It fills a role of guidance and reference, which is, in my mind, the mark of a great technical book. Some technical books are all about guidance with little reference. Others are all about reference with little guidance on how or why.
Stepping back a little
I started with R about 6 months ago. I was looking for something that was a little more advanced than Excel at data visualisation. Excel is great, don’t get me wrong, but it struggles when it comes to really fine tuning graphs and data, not to mention data collection from multiple sources (I delved in to a number of ways of merging data from all over the place in to one source as well, but that is fraught with expensive solutions or complex systems). R was mentioned in a few blog posts I stumbled across. I also saw references to R in some statistical blogs and even some business blogs. I wasn’t really looking for a full blown language to solve my graphing needs, but it seemed right. At first I was trying to use Gephi, but it solves a different problem. It mainly focusses on being an “interactive visualization and exploration platform for all kinds of networks and complex systems, dynamic and hierarchical graphs”. Think Social Network visualisations more than quick analysis of business data (here’s an example). After more searching, I caved in and took a look at R.

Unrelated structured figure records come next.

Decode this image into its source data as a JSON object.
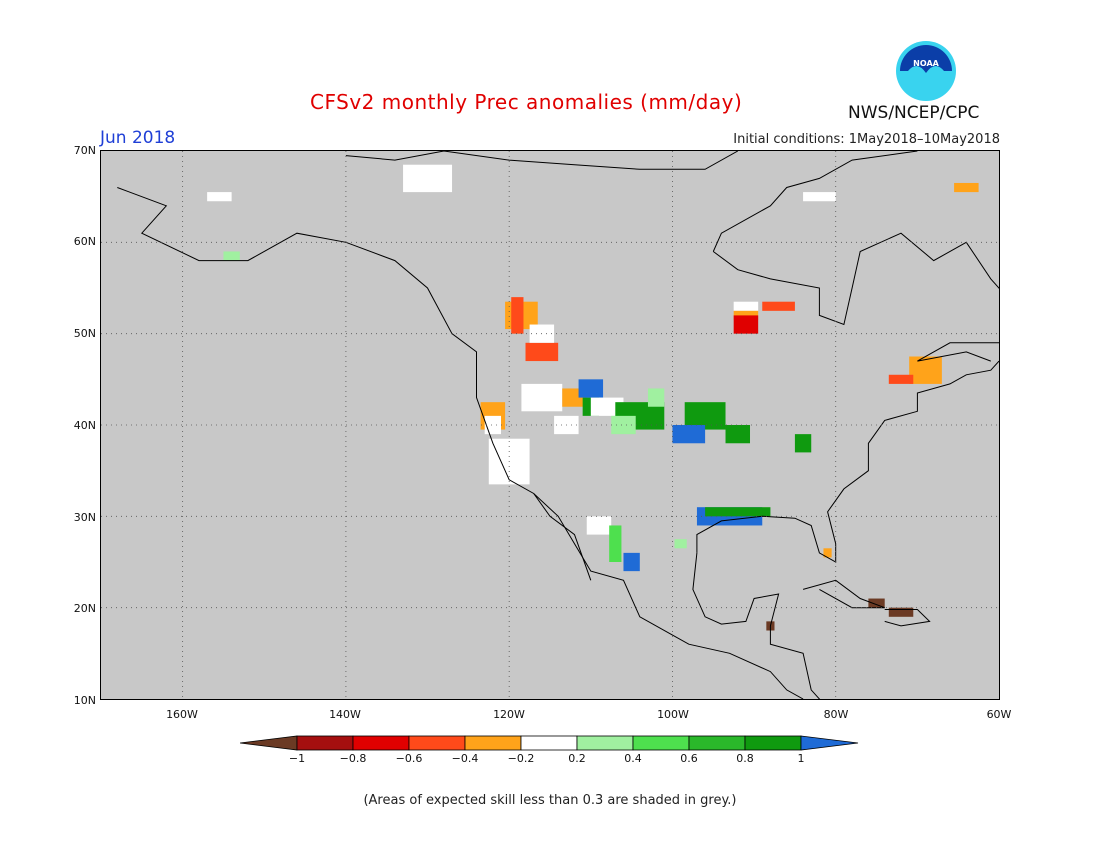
{
  "header": {
    "title": "CFSv2 monthly Prec anomalies (mm/day)",
    "month": "Jun 2018",
    "initial_conditions": "Initial conditions: 1May2018–10May2018",
    "agency": "NWS/NCEP/CPC",
    "logo_text": "NOAA"
  },
  "map": {
    "lon_range": [
      -170,
      -60
    ],
    "lat_range": [
      10,
      70
    ],
    "lat_labels": [
      "70N",
      "60N",
      "50N",
      "40N",
      "30N",
      "20N",
      "10N"
    ],
    "lon_labels": [
      "160W",
      "140W",
      "120W",
      "100W",
      "80W",
      "60W"
    ],
    "background_color": "#c8c8c8",
    "anomaly_patches": [
      {
        "lon": -155.5,
        "lat": 65,
        "w": 3,
        "h": 1,
        "value": 0.0
      },
      {
        "lon": -154,
        "lat": 58.5,
        "w": 2,
        "h": 1,
        "value": 0.3
      },
      {
        "lon": -130,
        "lat": 67,
        "w": 6,
        "h": 3,
        "value": 0.0
      },
      {
        "lon": -118.5,
        "lat": 52,
        "w": 4,
        "h": 3,
        "value": -0.4
      },
      {
        "lon": -119,
        "lat": 52,
        "w": 1.5,
        "h": 4,
        "value": -0.6
      },
      {
        "lon": -116,
        "lat": 48,
        "w": 4,
        "h": 2,
        "value": -0.6
      },
      {
        "lon": -116,
        "lat": 50,
        "w": 3,
        "h": 2,
        "value": 0.0
      },
      {
        "lon": -116,
        "lat": 43,
        "w": 5,
        "h": 3,
        "value": 0.0
      },
      {
        "lon": -112,
        "lat": 43,
        "w": 3,
        "h": 2,
        "value": -0.4
      },
      {
        "lon": -110,
        "lat": 42,
        "w": 2,
        "h": 2,
        "value": 0.8
      },
      {
        "lon": -110,
        "lat": 44,
        "w": 3,
        "h": 2,
        "value": 1.0
      },
      {
        "lon": -122,
        "lat": 41,
        "w": 3,
        "h": 3,
        "value": -0.4
      },
      {
        "lon": -120,
        "lat": 36,
        "w": 5,
        "h": 5,
        "value": 0.0
      },
      {
        "lon": -122,
        "lat": 40,
        "w": 2,
        "h": 2,
        "value": 0.0
      },
      {
        "lon": -113,
        "lat": 40,
        "w": 3,
        "h": 2,
        "value": 0.0
      },
      {
        "lon": -108,
        "lat": 42,
        "w": 4,
        "h": 2,
        "value": 0.0
      },
      {
        "lon": -104,
        "lat": 41,
        "w": 6,
        "h": 3,
        "value": 0.8
      },
      {
        "lon": -106,
        "lat": 40,
        "w": 3,
        "h": 2,
        "value": 0.3
      },
      {
        "lon": -102,
        "lat": 43,
        "w": 2,
        "h": 2,
        "value": 0.3
      },
      {
        "lon": -96,
        "lat": 41,
        "w": 5,
        "h": 3,
        "value": 0.8
      },
      {
        "lon": -98,
        "lat": 39,
        "w": 4,
        "h": 2,
        "value": 1.0
      },
      {
        "lon": -92,
        "lat": 39,
        "w": 3,
        "h": 2,
        "value": 0.8
      },
      {
        "lon": -84,
        "lat": 38,
        "w": 2,
        "h": 2,
        "value": 0.8
      },
      {
        "lon": -93,
        "lat": 30,
        "w": 8,
        "h": 2,
        "value": 1.0
      },
      {
        "lon": -92,
        "lat": 30.5,
        "w": 8,
        "h": 1,
        "value": 0.8
      },
      {
        "lon": -109,
        "lat": 29,
        "w": 3,
        "h": 2,
        "value": 0.0
      },
      {
        "lon": -107,
        "lat": 27,
        "w": 1.5,
        "h": 4,
        "value": 0.5
      },
      {
        "lon": -105,
        "lat": 25,
        "w": 2,
        "h": 2,
        "value": 1.0
      },
      {
        "lon": -99,
        "lat": 27,
        "w": 1.5,
        "h": 1,
        "value": 0.3
      },
      {
        "lon": -91,
        "lat": 53,
        "w": 3,
        "h": 1,
        "value": 0.0
      },
      {
        "lon": -91,
        "lat": 52,
        "w": 3,
        "h": 1,
        "value": -0.4
      },
      {
        "lon": -91,
        "lat": 51,
        "w": 3,
        "h": 2,
        "value": -0.8
      },
      {
        "lon": -87,
        "lat": 53,
        "w": 4,
        "h": 1,
        "value": -0.6
      },
      {
        "lon": -82,
        "lat": 65,
        "w": 4,
        "h": 1,
        "value": 0.0
      },
      {
        "lon": -69,
        "lat": 46,
        "w": 4,
        "h": 3,
        "value": -0.4
      },
      {
        "lon": -72,
        "lat": 45,
        "w": 3,
        "h": 1,
        "value": -0.6
      },
      {
        "lon": -64,
        "lat": 66,
        "w": 3,
        "h": 1,
        "value": -0.4
      },
      {
        "lon": -81,
        "lat": 26,
        "w": 1,
        "h": 1,
        "value": -0.4
      },
      {
        "lon": -75,
        "lat": 20.5,
        "w": 2,
        "h": 1,
        "value": -1.1
      },
      {
        "lon": -72,
        "lat": 19.5,
        "w": 3,
        "h": 1,
        "value": -1.1
      },
      {
        "lon": -88,
        "lat": 18,
        "w": 1,
        "h": 1,
        "value": -1.1
      }
    ]
  },
  "colorbar": {
    "labels": [
      "−1",
      "−0.8",
      "−0.6",
      "−0.4",
      "−0.2",
      "0.2",
      "0.4",
      "0.6",
      "0.8",
      "1"
    ],
    "colors": [
      "#6b3a24",
      "#a50f0f",
      "#e00000",
      "#ff4a1a",
      "#ffa31a",
      "#ffffff",
      "#a0f0a0",
      "#4ee04e",
      "#2ab82a",
      "#0f9a0f",
      "#1f6bd6"
    ]
  },
  "footer": "(Areas of expected skill less than 0.3 are shaded in grey.)"
}
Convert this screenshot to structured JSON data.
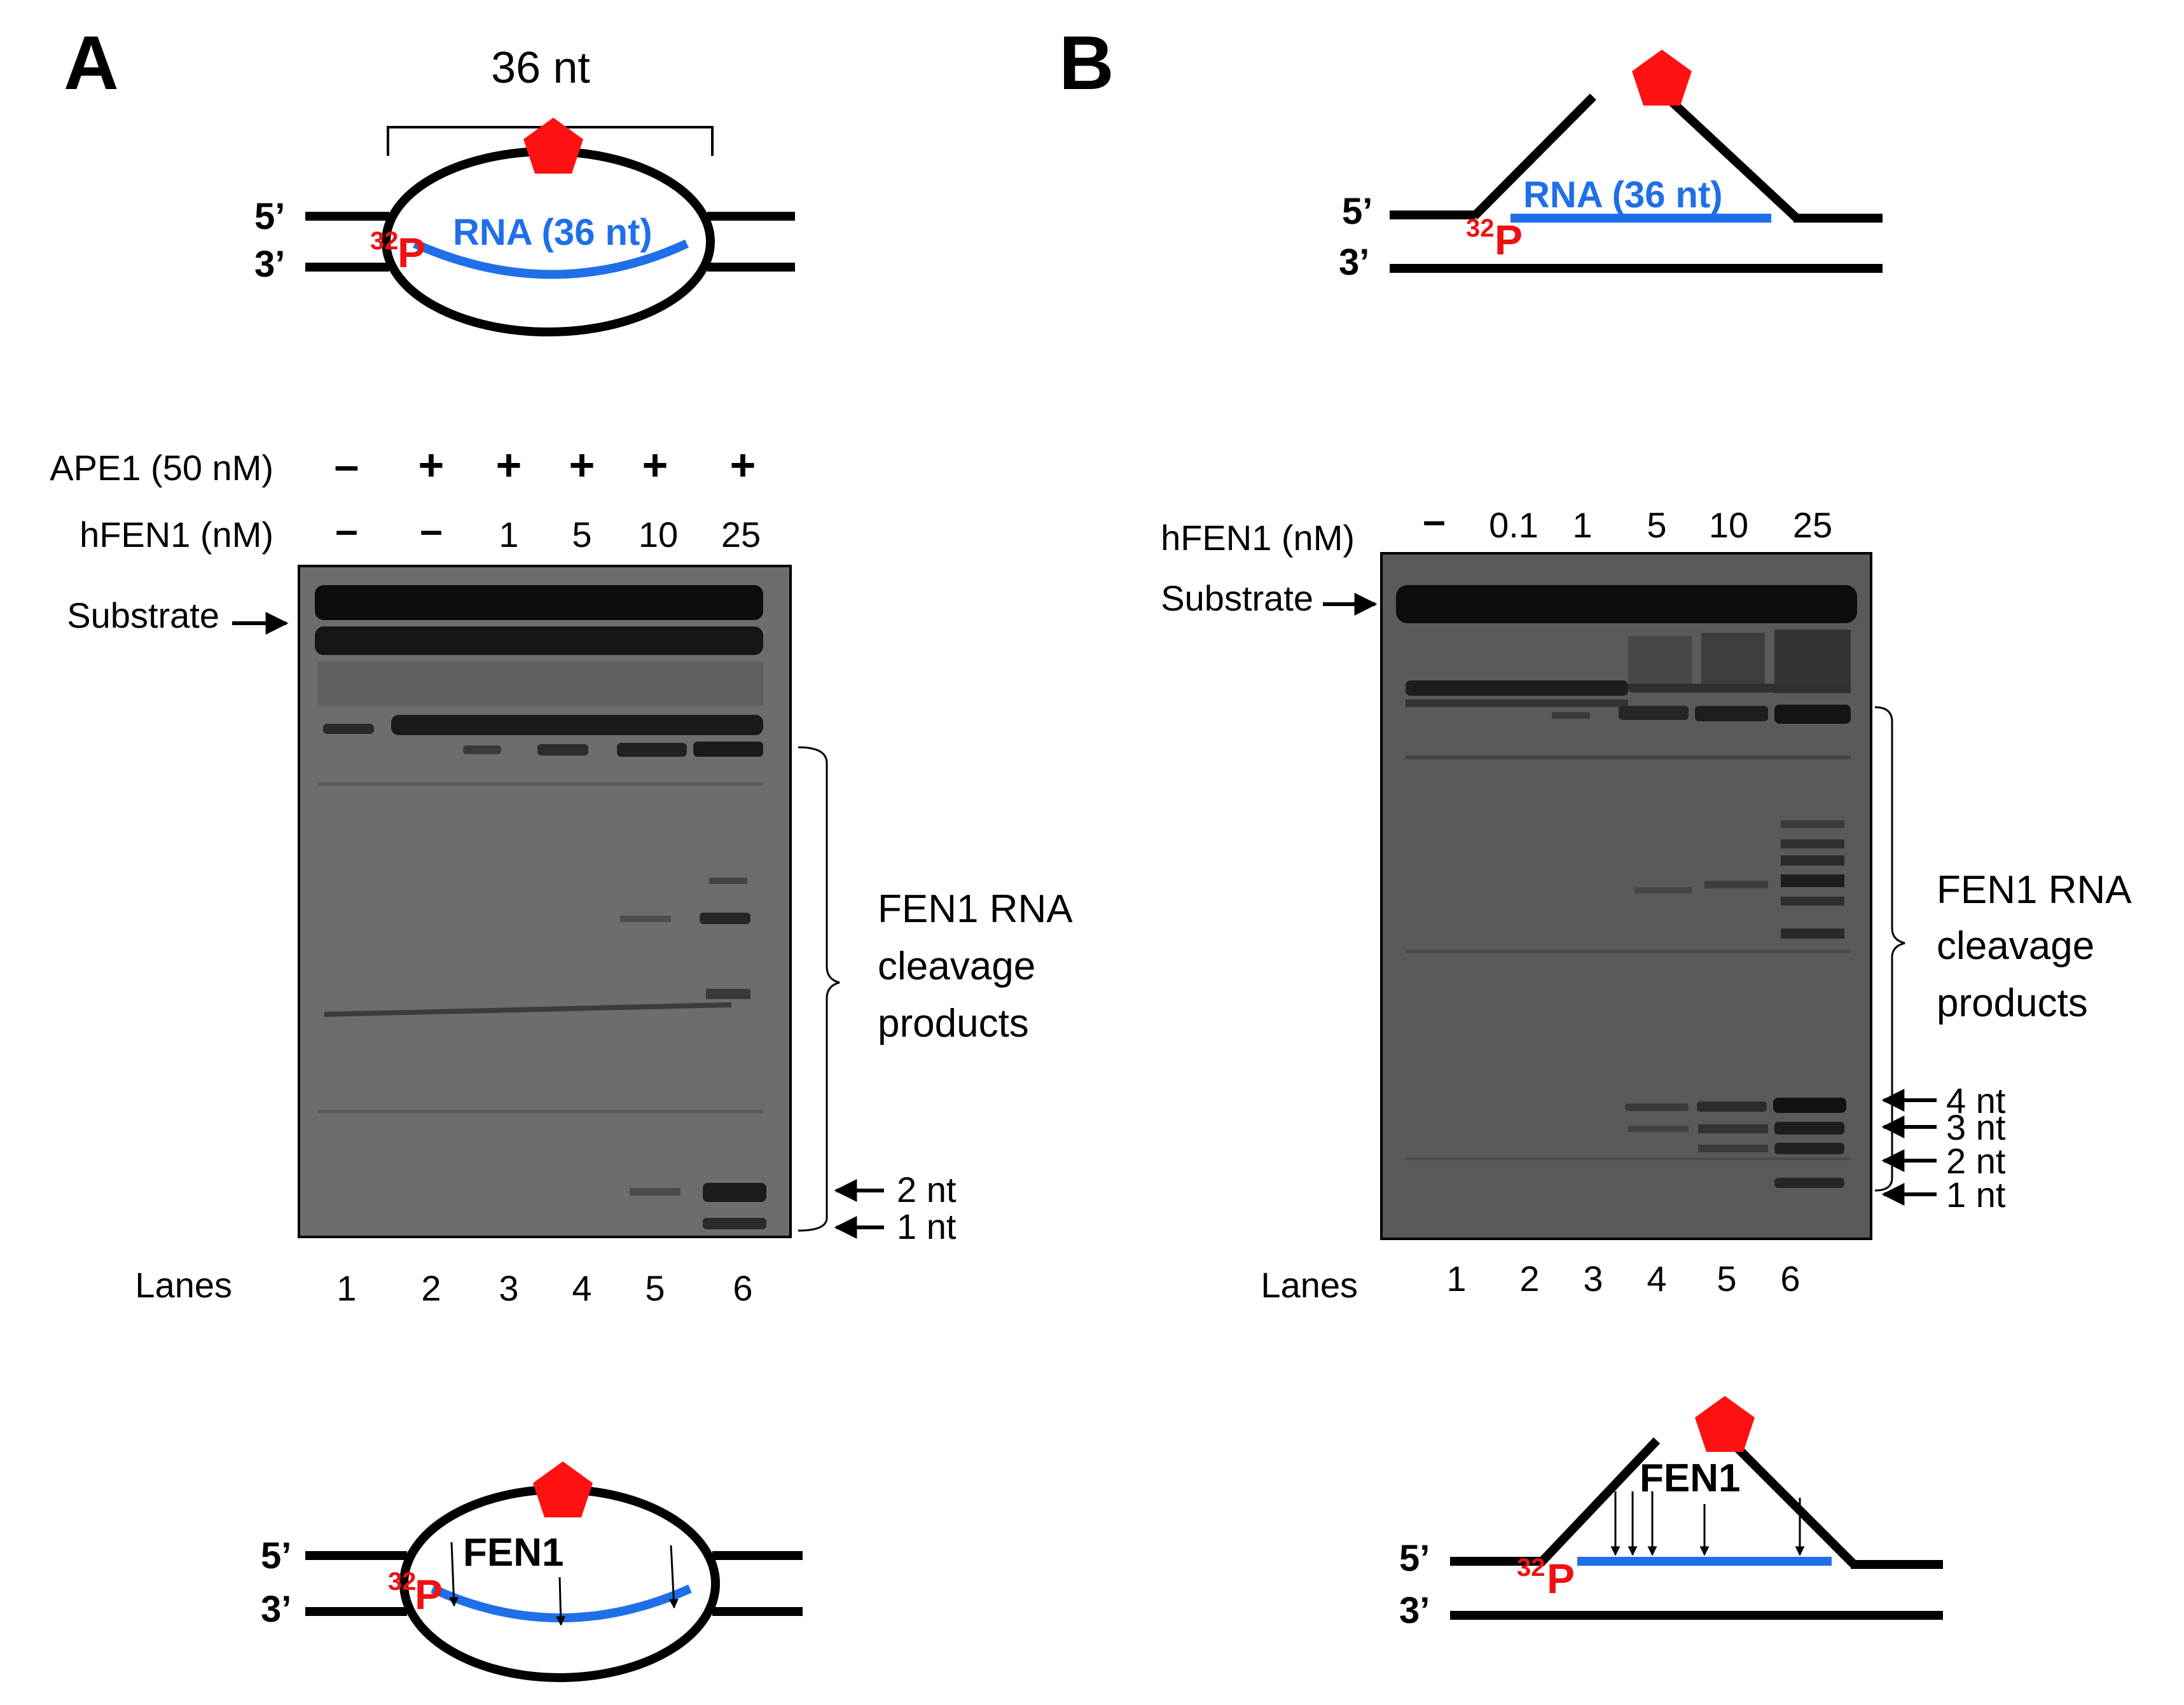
{
  "panel_a": {
    "letter": "A",
    "span_label": "36 nt",
    "strand_top": "5’",
    "strand_bottom": "3’",
    "label_p_sup": "32",
    "label_p": "P",
    "rna_label": "RNA (36 nt)",
    "ape1_label": "APE1 (50 nM)",
    "ape1_values": [
      "–",
      "+",
      "+",
      "+",
      "+",
      "+"
    ],
    "hfen1_label": "hFEN1 (nM)",
    "hfen1_values": [
      "–",
      "–",
      "1",
      "5",
      "10",
      "25"
    ],
    "substrate_label": "Substrate",
    "products_label": [
      "FEN1 RNA",
      "cleavage",
      "products"
    ],
    "nt_labels": [
      "2 nt",
      "1 nt"
    ],
    "lanes_label": "Lanes",
    "lane_numbers": [
      "1",
      "2",
      "3",
      "4",
      "5",
      "6"
    ],
    "fen1_label": "FEN1"
  },
  "panel_b": {
    "letter": "B",
    "strand_top": "5’",
    "strand_bottom": "3’",
    "label_p_sup": "32",
    "label_p": "P",
    "rna_label": "RNA (36 nt)",
    "hfen1_label": "hFEN1 (nM)",
    "hfen1_values": [
      "–",
      "0.1",
      "1",
      "5",
      "10",
      "25"
    ],
    "substrate_label": "Substrate",
    "products_label": [
      "FEN1 RNA",
      "cleavage",
      "products"
    ],
    "nt_labels": [
      "4 nt",
      "3 nt",
      "2 nt",
      "1 nt"
    ],
    "lanes_label": "Lanes",
    "lane_numbers": [
      "1",
      "2",
      "3",
      "4",
      "5",
      "6"
    ],
    "fen1_label": "FEN1"
  },
  "colors": {
    "rna": "#1f6fe8",
    "label_red": "#ee1111",
    "gel_a": "#6d6d6d",
    "gel_b": "#5a5a5a"
  }
}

It advertises itself as “an environment within which statistical techniques are implemented”. R is the language, but the entire eco system of packages makes it immensely powerful. I was a bit worried that I would have to learn a new language just to gain access to a couple of cool looking graphs. Why would I do that? I already have extensive years of experience in C# and C++, among other languages, so why would I want to spend time in a language when I could probably do the same work in with languages I already knew? I was wrong.
You could use your preferred language to do what R does, but you’d either be writing your own statistical methods, or will attempt to find the specific libraries to do what you need. This is really where R and its ecosystem stands out. The packages (on http://cran.r-project.org) are immense, and whatever analysis you can think of, someone has probably done it already.
Back to the book.
It’s hard to describe R without you actually looking at it. It’s kind of a functional language in a way. It works with “sets of data” (lists, arrays, data frames, vectors; there is no scalar value in R). R in Action is probably the best starting point. I found the online world a little too elaborate and a little unfocussed on the newbie, especially if you do not come from a statistical background.
R in Action really does take you from the start. From installing the R system through to complex statistical analysis. The first section is as far as I have gone as of writing, and I’ve learned more in this section than the 6 months of poking and prodding and online searching. Up to and including chapter 5 is all about getting up & running, getting your data in, manipulating it, and graphing it. Chapter 6 on gets deeper in to data manipulation and analysing your data.
The other really positive; if you buy the physical book you get soft copies free, so you can take the book with you on any device.
I will post the follow up when I get further in the book.